L’an passé, il était obligatoire de l’obtenir en fin des études de master 2 sous peine de na pas pouvoir être titularisé ensuite. Mais déjà des dispenses sont apparues pour telle ou telle discipline scientifique par exemple. Puis l’inspection générale de sciences physiques a réussi à dispenser « ses ouailles » de ce certificat…

En juin 2012, l’obtention a été repoussée à la fin de l’année de stagiarisation des jeunes professeurs. Aujourd’hui, on parle de repousser la date fatidique à 3 ans après la titularisation…

Ce n’est pas, je crois, rendre service aux jeunes enseignants que de « faire du yoyo » avec ce certificat. En effet, l’utilisation des technologies de l’information et de la communication pour l’enseignement (Tice) concerne tous les enseignants. Elles ont envahi la sphère de l’école de la maternelle à l’université.

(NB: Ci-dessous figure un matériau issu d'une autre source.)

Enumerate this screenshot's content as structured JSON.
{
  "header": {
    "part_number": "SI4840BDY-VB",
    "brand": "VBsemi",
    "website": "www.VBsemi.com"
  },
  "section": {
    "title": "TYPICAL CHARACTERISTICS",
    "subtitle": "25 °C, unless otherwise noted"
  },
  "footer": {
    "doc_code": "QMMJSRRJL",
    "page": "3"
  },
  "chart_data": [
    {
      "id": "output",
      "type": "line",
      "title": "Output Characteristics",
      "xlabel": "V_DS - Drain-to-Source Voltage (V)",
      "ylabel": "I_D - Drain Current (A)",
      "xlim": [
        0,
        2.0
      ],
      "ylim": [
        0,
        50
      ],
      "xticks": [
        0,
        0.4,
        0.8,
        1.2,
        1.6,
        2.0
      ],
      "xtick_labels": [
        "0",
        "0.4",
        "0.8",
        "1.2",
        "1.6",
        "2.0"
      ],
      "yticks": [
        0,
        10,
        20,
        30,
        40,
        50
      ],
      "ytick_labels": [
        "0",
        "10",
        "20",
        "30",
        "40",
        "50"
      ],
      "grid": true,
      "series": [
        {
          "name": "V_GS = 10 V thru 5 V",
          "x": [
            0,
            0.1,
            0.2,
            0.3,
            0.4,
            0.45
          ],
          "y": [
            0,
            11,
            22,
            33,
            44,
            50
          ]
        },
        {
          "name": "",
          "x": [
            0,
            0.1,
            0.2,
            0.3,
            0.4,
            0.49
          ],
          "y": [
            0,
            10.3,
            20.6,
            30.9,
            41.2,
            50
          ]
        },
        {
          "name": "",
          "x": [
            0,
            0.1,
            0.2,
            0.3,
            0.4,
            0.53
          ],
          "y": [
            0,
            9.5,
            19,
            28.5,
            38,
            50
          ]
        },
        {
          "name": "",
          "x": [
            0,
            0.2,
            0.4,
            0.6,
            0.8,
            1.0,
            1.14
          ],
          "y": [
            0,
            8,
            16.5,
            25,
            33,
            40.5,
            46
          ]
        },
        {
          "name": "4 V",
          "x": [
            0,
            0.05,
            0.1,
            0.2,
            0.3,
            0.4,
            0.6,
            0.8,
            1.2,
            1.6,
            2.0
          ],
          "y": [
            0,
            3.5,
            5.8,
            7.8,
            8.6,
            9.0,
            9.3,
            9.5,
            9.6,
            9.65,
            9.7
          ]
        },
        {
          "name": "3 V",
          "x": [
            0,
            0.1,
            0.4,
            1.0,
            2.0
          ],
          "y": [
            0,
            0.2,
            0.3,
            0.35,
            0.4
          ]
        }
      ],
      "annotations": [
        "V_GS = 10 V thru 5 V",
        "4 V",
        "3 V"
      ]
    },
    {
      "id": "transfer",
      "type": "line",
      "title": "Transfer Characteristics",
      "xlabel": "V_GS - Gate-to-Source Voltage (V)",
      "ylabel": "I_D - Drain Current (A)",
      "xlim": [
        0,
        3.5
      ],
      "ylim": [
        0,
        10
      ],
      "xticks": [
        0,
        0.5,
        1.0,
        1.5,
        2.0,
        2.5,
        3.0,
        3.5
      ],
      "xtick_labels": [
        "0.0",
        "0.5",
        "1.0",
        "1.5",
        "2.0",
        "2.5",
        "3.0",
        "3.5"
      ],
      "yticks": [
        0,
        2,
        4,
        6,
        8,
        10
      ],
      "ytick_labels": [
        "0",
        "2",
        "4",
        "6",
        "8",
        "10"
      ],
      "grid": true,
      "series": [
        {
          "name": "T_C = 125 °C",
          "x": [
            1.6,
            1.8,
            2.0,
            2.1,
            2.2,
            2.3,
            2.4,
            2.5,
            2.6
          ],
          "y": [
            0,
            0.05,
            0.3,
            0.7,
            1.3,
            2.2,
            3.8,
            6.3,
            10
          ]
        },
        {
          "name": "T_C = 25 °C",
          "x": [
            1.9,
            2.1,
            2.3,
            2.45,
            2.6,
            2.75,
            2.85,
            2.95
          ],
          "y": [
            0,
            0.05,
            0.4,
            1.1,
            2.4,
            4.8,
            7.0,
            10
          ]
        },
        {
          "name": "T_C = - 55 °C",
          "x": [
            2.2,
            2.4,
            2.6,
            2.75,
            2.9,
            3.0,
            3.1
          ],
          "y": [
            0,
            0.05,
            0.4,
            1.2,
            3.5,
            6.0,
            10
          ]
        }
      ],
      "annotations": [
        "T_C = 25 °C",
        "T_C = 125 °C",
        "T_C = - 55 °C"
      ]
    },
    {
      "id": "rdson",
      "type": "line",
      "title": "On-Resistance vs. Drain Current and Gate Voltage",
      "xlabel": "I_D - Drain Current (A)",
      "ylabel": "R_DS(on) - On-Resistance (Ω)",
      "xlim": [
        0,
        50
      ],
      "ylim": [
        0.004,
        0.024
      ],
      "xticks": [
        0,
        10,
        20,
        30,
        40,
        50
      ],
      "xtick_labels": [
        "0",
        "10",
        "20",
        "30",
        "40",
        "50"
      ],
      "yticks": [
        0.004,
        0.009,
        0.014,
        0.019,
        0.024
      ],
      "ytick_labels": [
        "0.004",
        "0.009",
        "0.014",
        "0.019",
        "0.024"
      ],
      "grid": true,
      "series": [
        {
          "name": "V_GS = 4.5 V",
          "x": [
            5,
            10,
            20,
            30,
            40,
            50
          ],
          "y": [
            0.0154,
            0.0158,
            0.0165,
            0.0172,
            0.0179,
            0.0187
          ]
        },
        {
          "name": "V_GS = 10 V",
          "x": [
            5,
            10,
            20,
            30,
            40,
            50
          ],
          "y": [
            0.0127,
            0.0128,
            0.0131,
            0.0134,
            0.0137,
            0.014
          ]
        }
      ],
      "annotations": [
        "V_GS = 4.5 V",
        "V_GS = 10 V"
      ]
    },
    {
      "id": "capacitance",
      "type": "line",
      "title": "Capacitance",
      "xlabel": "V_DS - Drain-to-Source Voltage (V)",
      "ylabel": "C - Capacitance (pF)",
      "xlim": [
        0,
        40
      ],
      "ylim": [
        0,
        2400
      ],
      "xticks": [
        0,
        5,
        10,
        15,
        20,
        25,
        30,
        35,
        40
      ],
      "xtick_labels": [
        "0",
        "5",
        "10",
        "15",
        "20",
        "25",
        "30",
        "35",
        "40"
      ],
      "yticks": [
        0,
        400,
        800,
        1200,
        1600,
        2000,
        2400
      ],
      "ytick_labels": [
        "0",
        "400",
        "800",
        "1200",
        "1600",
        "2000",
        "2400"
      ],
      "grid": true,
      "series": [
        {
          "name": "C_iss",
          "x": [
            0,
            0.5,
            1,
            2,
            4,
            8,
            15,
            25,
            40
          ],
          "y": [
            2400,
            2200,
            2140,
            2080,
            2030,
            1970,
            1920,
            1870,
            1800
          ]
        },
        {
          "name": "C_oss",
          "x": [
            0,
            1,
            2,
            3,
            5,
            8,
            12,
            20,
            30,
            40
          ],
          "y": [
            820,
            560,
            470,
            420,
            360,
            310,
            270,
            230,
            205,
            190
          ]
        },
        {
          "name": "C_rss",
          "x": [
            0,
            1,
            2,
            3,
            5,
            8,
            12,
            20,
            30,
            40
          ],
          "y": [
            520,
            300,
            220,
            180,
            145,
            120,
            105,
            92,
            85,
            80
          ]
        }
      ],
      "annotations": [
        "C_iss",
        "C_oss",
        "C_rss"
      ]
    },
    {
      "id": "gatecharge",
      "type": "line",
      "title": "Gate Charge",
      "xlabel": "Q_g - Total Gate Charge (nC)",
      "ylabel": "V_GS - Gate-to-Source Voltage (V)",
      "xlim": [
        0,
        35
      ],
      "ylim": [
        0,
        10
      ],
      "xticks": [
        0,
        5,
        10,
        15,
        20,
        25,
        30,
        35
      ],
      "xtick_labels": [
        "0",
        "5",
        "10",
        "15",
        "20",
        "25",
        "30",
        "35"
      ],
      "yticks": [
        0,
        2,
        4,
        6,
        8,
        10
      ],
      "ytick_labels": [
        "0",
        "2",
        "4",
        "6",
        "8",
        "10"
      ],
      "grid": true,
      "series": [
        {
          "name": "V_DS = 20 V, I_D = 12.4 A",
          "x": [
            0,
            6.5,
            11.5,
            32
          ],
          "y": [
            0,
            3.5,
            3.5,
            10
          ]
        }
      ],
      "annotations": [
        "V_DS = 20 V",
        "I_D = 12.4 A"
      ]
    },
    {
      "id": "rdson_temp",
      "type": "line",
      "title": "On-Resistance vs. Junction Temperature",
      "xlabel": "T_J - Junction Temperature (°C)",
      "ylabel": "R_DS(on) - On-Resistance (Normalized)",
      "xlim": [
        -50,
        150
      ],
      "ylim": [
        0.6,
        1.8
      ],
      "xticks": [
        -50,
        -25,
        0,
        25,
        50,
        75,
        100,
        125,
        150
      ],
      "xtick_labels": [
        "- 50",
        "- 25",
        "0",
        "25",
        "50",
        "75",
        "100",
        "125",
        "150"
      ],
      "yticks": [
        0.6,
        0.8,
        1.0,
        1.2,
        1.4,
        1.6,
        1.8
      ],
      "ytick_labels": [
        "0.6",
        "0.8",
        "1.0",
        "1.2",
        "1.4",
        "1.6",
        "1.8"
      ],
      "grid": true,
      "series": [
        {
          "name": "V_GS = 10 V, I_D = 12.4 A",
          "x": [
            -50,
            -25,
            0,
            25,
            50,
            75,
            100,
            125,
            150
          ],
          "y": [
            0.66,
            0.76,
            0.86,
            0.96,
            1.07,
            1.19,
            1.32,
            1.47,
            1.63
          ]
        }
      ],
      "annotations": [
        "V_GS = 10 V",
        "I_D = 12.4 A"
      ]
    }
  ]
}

Réfléchir à leur utilisation en classe est une nécessité. Seule une formation sérieuse et une validation par un certificat officiel peut garantir que les jeunes générations d’enseignants seront à même de les utiliser à bon escient avec les apprenants.

On peut espérer que les nouvelles Écoles Supérieures du Professorat et de l’Éducation (ESPE) s’empareront de la problématique du C2i2e de façon positive, peut-être en incluant ce certificat dans le curriculum de formation…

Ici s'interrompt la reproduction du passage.